What is the difference between TPM, FPKM, and RPKM in RNA-seq gene expression normalization?

Question

I keep seeing TPM, FPKM, and RPKM used in RNA-seq papers and tools. What is the mathematical difference between them? Which should I use for between-sample comparisons, and which do tools like DESeq2 and edgeR actually want?

Admin · Accepted Answer

These are all length- and depth-normalized expression units, but they differ critically in normalization order:

**RPKM** (Reads Per Kilobase per Million mapped reads)
- Normalize for sequencing depth first, then gene length
- Formula: `RPKM = (read_count × 10^9) / (total_reads × gene_length_bp)`
- Problem: sum of RPKM values differs between samples → NOT comparable across samples

**FPKM** = RPKM for paired-end reads. Same formula, same problem.
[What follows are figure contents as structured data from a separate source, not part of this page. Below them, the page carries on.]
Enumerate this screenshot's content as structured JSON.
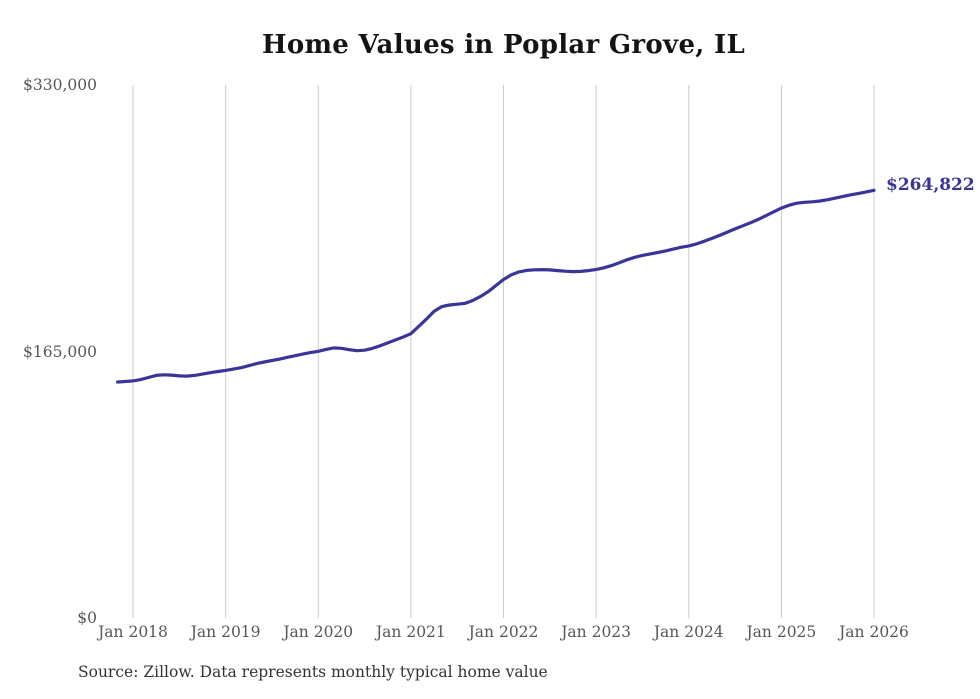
{
  "chart_data": {
    "type": "line",
    "title": "Home Values in Poplar Grove, IL",
    "source_note": "Source: Zillow. Data represents monthly typical home value",
    "end_label": "$264,822",
    "last_value": 264822,
    "series_name": "Typical home value",
    "line_color": "#3b3597",
    "gridline_color": "#cccccc",
    "grid": "vertical-only",
    "legend": "none",
    "x_tick_labels": [
      "Jan 2018",
      "Jan 2019",
      "Jan 2020",
      "Jan 2021",
      "Jan 2022",
      "Jan 2023",
      "Jan 2024",
      "Jan 2025",
      "Jan 2026"
    ],
    "y_tick_labels": [
      "$0",
      "$165,000",
      "$330,000"
    ],
    "y_axis": {
      "min": 0,
      "max": 330000
    },
    "x_axis": {
      "first_tick_month": "2018-01",
      "last_tick_month": "2026-01"
    },
    "x": [
      "2017-11",
      "2017-12",
      "2018-01",
      "2018-02",
      "2018-03",
      "2018-04",
      "2018-05",
      "2018-06",
      "2018-07",
      "2018-08",
      "2018-09",
      "2018-10",
      "2018-11",
      "2018-12",
      "2019-01",
      "2019-02",
      "2019-03",
      "2019-04",
      "2019-05",
      "2019-06",
      "2019-07",
      "2019-08",
      "2019-09",
      "2019-10",
      "2019-11",
      "2019-12",
      "2020-01",
      "2020-02",
      "2020-03",
      "2020-04",
      "2020-05",
      "2020-06",
      "2020-07",
      "2020-08",
      "2020-09",
      "2020-10",
      "2020-11",
      "2020-12",
      "2021-01",
      "2021-02",
      "2021-03",
      "2021-04",
      "2021-05",
      "2021-06",
      "2021-07",
      "2021-08",
      "2021-09",
      "2021-10",
      "2021-11",
      "2021-12",
      "2022-01",
      "2022-02",
      "2022-03",
      "2022-04",
      "2022-05",
      "2022-06",
      "2022-07",
      "2022-08",
      "2022-09",
      "2022-10",
      "2022-11",
      "2022-12",
      "2023-01",
      "2023-02",
      "2023-03",
      "2023-04",
      "2023-05",
      "2023-06",
      "2023-07",
      "2023-08",
      "2023-09",
      "2023-10",
      "2023-11",
      "2023-12",
      "2024-01",
      "2024-02",
      "2024-03",
      "2024-04",
      "2024-05",
      "2024-06",
      "2024-07",
      "2024-08",
      "2024-09",
      "2024-10",
      "2024-11",
      "2024-12",
      "2025-01",
      "2025-02",
      "2025-03",
      "2025-04",
      "2025-05",
      "2025-06",
      "2025-07",
      "2025-08",
      "2025-09",
      "2025-10",
      "2025-11",
      "2025-12",
      "2026-01"
    ],
    "values": [
      146100,
      146400,
      146800,
      147600,
      148900,
      150200,
      150600,
      150400,
      149900,
      149800,
      150200,
      151000,
      151900,
      152600,
      153300,
      154100,
      155000,
      156200,
      157500,
      158500,
      159400,
      160300,
      161400,
      162400,
      163400,
      164300,
      165100,
      166300,
      167200,
      167000,
      166100,
      165500,
      165800,
      166900,
      168500,
      170300,
      172100,
      174000,
      176000,
      180500,
      185000,
      189800,
      192800,
      193800,
      194300,
      194800,
      196500,
      199000,
      202000,
      205800,
      209600,
      212400,
      214300,
      215200,
      215600,
      215700,
      215500,
      215100,
      214700,
      214500,
      214600,
      215100,
      215800,
      216800,
      218200,
      220000,
      221800,
      223300,
      224500,
      225400,
      226300,
      227300,
      228400,
      229500,
      230400,
      231600,
      233200,
      235000,
      236900,
      238900,
      240900,
      242800,
      244700,
      246800,
      249100,
      251500,
      253800,
      255600,
      256800,
      257400,
      257700,
      258200,
      259000,
      260000,
      261000,
      262000,
      262900,
      263800,
      264822
    ]
  }
}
**TPM** (Transcripts Per Million)
- Normalize for gene length FIRST, then sequencing depth
- Formula: `TPM = (read_count / gene_length_kb) / sum_of_all_RPK × 10^6`
- TPM values in each sample always sum to 1 million → comparable across samples

```python
import pandas as pd
import numpy as np

def counts_to_tpm(counts_df, gene_lengths):
    """counts_df: genes × samples, gene_lengths: Series indexed by gene"""
    rpk = counts_df.div(gene_lengths / 1000, axis=0)  # per kilobase
    scale = rpk.sum(axis=0) / 1e6                     # per million scaling
    return rpk.div(scale, axis=1)

tpm = counts_to_tpm(raw_counts, gene_length_series)
```

**Which to use:**
- **DESeq2 / edgeR**: raw integer counts only — they do their own normalization internally
- **Between-sample comparison**: TPM (not FPKM/RPKM)
- **Publication figures**: TPM
- **Cross-study comparison**: none of the above; use ComBat-seq or similar

**Rule of thumb**: If you pre-normalize before DESeq2 or edgeR, your DE results will be wrong.